Stature internationale, de l’artifice à la réalité

29 mai 2012

La stature internationale d’un homme d’Etat repose à la fois sur sa capacité à rester fidèle aux engagements pris face à son peuple et sur sa capacité à influencer ses partenaires. Elle requiert de la crédibilité, de la sincérité et de l’habileté.

Pendant cinq ans, Nicolas Sarkozy s’est essayé à être, sur la scène internationale, l’homme de concorde qu’il ne pouvait pas être sur la scène nationale. Cette posture artificielle s’est muée en échec.

Depuis deux semaines qu’il porte la voix de la France dans le monde, François Hollande démontre au contraire que sa stature, après avoir convaincu les Français, lui vaut aujourd’hui le plus grand respect de ses partenaires, présidents et chefs de gouvernement. Il n’a pas gagné ce respect en adoptant un comportement de circonstance, mais bien en portant hors de nos frontières les valeurs qu’il a su défendre à l’intérieur du pays.

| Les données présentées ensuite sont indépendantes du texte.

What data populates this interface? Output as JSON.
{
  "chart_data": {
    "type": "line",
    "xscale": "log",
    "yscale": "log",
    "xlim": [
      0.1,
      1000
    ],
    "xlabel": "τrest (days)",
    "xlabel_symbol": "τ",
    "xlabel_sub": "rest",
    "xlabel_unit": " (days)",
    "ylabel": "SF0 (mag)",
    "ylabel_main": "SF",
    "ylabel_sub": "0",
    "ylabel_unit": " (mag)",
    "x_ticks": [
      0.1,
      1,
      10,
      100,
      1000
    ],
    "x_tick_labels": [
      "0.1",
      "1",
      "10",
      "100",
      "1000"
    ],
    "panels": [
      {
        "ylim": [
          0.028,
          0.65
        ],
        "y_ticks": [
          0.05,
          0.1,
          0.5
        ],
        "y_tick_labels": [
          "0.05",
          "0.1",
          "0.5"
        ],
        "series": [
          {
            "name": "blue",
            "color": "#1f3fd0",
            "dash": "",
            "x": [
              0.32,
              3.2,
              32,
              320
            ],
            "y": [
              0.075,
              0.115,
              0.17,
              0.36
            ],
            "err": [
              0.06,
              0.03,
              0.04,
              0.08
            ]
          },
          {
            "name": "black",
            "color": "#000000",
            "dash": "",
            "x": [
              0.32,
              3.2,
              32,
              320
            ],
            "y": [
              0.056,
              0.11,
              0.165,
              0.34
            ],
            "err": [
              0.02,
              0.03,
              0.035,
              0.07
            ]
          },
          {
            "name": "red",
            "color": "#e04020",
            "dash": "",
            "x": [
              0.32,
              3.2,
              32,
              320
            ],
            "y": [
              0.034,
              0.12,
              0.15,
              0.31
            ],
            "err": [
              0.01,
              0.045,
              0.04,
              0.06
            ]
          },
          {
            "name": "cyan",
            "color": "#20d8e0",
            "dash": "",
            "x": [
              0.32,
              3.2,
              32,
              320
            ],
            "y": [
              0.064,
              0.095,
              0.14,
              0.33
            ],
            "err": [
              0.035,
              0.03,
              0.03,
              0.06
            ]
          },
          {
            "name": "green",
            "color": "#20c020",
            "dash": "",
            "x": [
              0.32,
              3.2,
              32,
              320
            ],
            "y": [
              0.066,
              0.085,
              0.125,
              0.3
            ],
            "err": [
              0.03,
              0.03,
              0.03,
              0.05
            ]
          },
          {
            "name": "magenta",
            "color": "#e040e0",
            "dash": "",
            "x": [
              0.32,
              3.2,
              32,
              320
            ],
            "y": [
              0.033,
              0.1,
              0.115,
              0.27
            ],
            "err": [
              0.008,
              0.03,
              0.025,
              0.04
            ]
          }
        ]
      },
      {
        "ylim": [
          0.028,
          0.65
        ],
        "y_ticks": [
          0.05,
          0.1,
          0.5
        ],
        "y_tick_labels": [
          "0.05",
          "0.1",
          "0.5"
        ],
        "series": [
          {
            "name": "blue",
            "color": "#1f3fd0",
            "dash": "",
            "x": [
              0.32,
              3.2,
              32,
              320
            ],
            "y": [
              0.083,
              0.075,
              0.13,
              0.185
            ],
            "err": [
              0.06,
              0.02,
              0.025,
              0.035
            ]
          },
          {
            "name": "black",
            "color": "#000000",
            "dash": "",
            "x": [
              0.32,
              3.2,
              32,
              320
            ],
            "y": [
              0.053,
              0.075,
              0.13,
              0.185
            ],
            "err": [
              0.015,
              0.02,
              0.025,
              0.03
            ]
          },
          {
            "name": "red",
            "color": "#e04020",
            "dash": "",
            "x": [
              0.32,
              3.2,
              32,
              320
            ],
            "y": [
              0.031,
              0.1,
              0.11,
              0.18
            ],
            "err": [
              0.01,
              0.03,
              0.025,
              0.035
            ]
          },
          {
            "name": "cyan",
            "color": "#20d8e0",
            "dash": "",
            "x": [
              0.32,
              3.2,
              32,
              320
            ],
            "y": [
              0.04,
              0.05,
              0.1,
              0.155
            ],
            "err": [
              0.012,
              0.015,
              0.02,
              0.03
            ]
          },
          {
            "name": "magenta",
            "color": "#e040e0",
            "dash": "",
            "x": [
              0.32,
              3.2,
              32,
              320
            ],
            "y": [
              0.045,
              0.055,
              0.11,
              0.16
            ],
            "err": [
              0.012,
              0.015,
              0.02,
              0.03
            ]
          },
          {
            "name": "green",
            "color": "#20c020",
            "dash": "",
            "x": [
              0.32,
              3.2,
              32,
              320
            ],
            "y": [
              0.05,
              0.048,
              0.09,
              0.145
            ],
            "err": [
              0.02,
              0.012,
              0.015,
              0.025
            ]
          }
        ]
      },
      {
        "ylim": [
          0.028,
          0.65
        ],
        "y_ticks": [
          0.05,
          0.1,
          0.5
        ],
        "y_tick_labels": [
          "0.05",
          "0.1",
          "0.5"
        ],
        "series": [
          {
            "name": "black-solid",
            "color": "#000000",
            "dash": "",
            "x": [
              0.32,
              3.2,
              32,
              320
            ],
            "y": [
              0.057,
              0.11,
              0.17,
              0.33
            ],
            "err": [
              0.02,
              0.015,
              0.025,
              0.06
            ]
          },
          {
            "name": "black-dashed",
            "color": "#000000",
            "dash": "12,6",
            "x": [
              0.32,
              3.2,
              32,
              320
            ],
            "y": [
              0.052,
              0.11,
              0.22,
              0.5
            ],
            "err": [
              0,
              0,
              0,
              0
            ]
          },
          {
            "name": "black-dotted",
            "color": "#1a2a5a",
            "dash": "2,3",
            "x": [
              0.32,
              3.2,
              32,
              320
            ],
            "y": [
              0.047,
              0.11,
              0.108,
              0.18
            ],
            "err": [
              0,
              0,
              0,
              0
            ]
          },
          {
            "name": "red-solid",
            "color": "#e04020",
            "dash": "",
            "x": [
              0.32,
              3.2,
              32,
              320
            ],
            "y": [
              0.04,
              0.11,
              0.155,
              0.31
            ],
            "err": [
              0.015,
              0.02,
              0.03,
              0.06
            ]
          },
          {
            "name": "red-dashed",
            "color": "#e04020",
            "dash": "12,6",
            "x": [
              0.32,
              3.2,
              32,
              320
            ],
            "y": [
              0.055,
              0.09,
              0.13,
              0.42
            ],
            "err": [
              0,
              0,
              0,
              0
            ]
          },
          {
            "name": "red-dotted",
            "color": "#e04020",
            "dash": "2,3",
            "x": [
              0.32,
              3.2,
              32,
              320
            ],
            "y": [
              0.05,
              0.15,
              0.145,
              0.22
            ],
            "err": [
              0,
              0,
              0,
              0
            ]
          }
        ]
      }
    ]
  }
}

Il a, dans les jours qui ont suivi son élection au cours du dernier G8, défendu avec calme et détermination vis-à-vis d’Angela Merkel et Barack Obama le combat pour la croissance sur lequel il a été élu par les Français. Il a établi des convergences avec le président américain et a assumé efficacement le mandat que le peuple français lui avait confié.

De la même manière, parce qu’elle a été à la fois clairement affichée et calmement négociée, son exigence d’un retrait anticipé, dès la fin de l’année 2012, de nos troupes combattantes en Afghanistan, a été bien reçue et acceptée par nos alliés.

En défendant auprès des partenaires historiques de la France les options qu’il a défendues au cours de la compagne présidentielle, il a rendu à notre diplomatie l’influence réelle que les volte-face de son prédécesseur avaient fini par éroder. En préférant le dialogue au rapport de force, la proposition à l’oukase, les réalisations concrètes aux voeux pieux, il leur a donné à voir, en toute sincérité, les qualités qu’il possède et que les Français lui ont reconnues.

La stature internationale ne se décrète pas. Elle se conquiert en défendant des positions fondées sur des principes, exprimées avec la plus grande sincérité, ce qui n’exclut pas l’habileté dans leur exécution ou la négociation.

C’est ce que François Hollande a compris, et qui lui vaut la reconnaissance des Françaises et des Français, viscéralement attachés au rang et aux devoirs de notre pays sur la scène internationale.